The crown tilted. The mirror cracked.
He staggered back, breathing hard.
"This is where the world forgets its own face," said a voice from the room.
He spun. A woman stood nearby. She wore the Academy's colors, but her badge was wrong. It bore no school crest. Only a single word etched in metal:
"Archivist."
She looked no older than thirty, but her eyes shimmered with the glassy stillness of ancient lakes. Her presence was weightless and unbearable all at once.
"This is the Mirror Hall," she said. "You are not meant to be here."
"I didn't know where I was going," Rayne replied.
"You did," she countered. "You simply forgot. That's what the Spiral does. It winds thought into instinct."
She approached slowly, her hands behind her back. The mirrors behind her shimmered with countless Raynes—some laughing, some weeping, one in chains, another burning from within. She ignored them.
"I know what you found," she said softly. "The Ledger. The Mark. The Mouth."
Rayne tensed. "Then you know what's happening to me."
She studied him for a long moment, then shook her head.
"No," she whispered. "No one knows what's happening to you, Rayne. That's the point.

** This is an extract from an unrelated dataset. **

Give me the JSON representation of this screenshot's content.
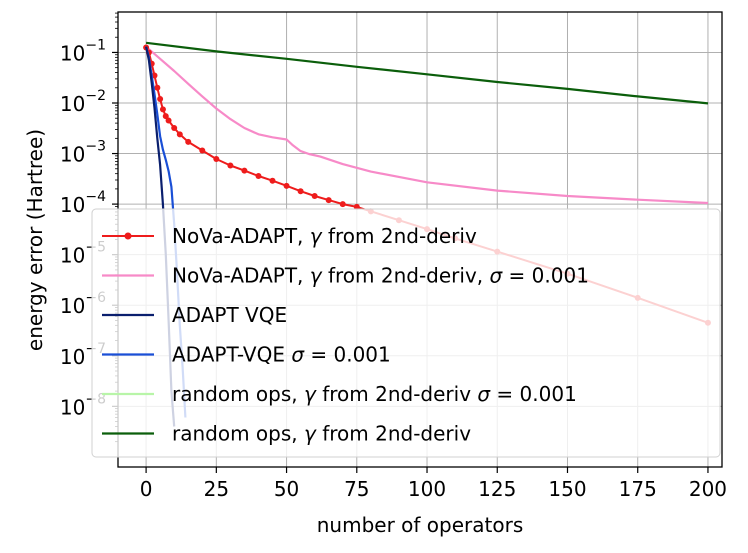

You've entered a part of the pattern we don't have language for."
"I didn't choose this," he snapped.
"You were chosen. There's a difference."
He looked away. The mirrors throbbed with silent storms behind the glass.
"Why me?"
The Archivist turned, and her cloak fluttered like candle smoke. "The Spiral seeks the one who is forgetting himself. You were the only one here who had started to become real in more than one timeline at once. You were already starting to slip between versions of yourself. You think it began with the wall in the Underhall? That was just the keyhole. You were already the door."
Rayne felt hollow. "What happens now?"
The Archivist gestured toward a distant mirror, shrouded in veils of whispering smoke.

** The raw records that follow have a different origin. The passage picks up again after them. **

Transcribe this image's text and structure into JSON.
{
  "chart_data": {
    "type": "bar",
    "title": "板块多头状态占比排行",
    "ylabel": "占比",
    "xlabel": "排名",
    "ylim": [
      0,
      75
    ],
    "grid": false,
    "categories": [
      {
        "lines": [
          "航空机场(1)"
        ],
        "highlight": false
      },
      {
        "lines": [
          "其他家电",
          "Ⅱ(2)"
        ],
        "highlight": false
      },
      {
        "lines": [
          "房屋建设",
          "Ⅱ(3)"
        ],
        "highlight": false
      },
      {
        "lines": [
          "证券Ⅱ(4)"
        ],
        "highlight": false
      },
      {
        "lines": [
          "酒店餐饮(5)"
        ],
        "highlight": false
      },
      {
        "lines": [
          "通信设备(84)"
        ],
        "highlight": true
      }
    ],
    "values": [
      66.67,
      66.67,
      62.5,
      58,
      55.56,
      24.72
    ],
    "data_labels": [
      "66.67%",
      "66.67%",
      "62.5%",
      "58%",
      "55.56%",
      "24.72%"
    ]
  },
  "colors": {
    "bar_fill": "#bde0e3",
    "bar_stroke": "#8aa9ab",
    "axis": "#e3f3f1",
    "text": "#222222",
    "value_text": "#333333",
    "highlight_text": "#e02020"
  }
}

"That one remembers the first time the Ledger was opened," she said. "By someone who didn't survive the naming. You are the second."
Rayne swallowed. "So why am I still here?"
She walked closer, her voice low.
"Because the Ledger doesn't want you dead, Rayne. It wants you to finish writing it. You're not a reader anymore. You're becoming the ink."
Before he could respond, the mirror beside them flickered again—and showed a future Rayne hadn't imagined.
He stood before a field of ash. Stars blinked out overhead like dying embers. Around him, the bones of gods were cracking into sand. The Ledger floated, open and endless, each page dripping ink into reality, shaping and unmaking in equal measure.
And Rayne? He was smiling.
Not cruelly. Not madly.
But knowingly. Willingly.
He stepped back.
"I won't let it happen," he whispered.
The Archivist didn't look surprised.
"You already are," she said.
And then she was gone.
No sound. No spell. No motion. Just absence.
He was alone in the mirror chamber.
The Ledger, still bound and dormant at his side, began to warm again. But now it felt less like heat—and more like breath.
As if the book was alive.
As if it was waiting.
And with a final glance at the glass that refused to show his present self, Rayne understood something horrifying:
The mirrors didn't show alternate futures.
They showed memory.
But not his.
The world's.
And the world remembered what it was like before Rayne existed.
And it was trying to remember how to forget him again.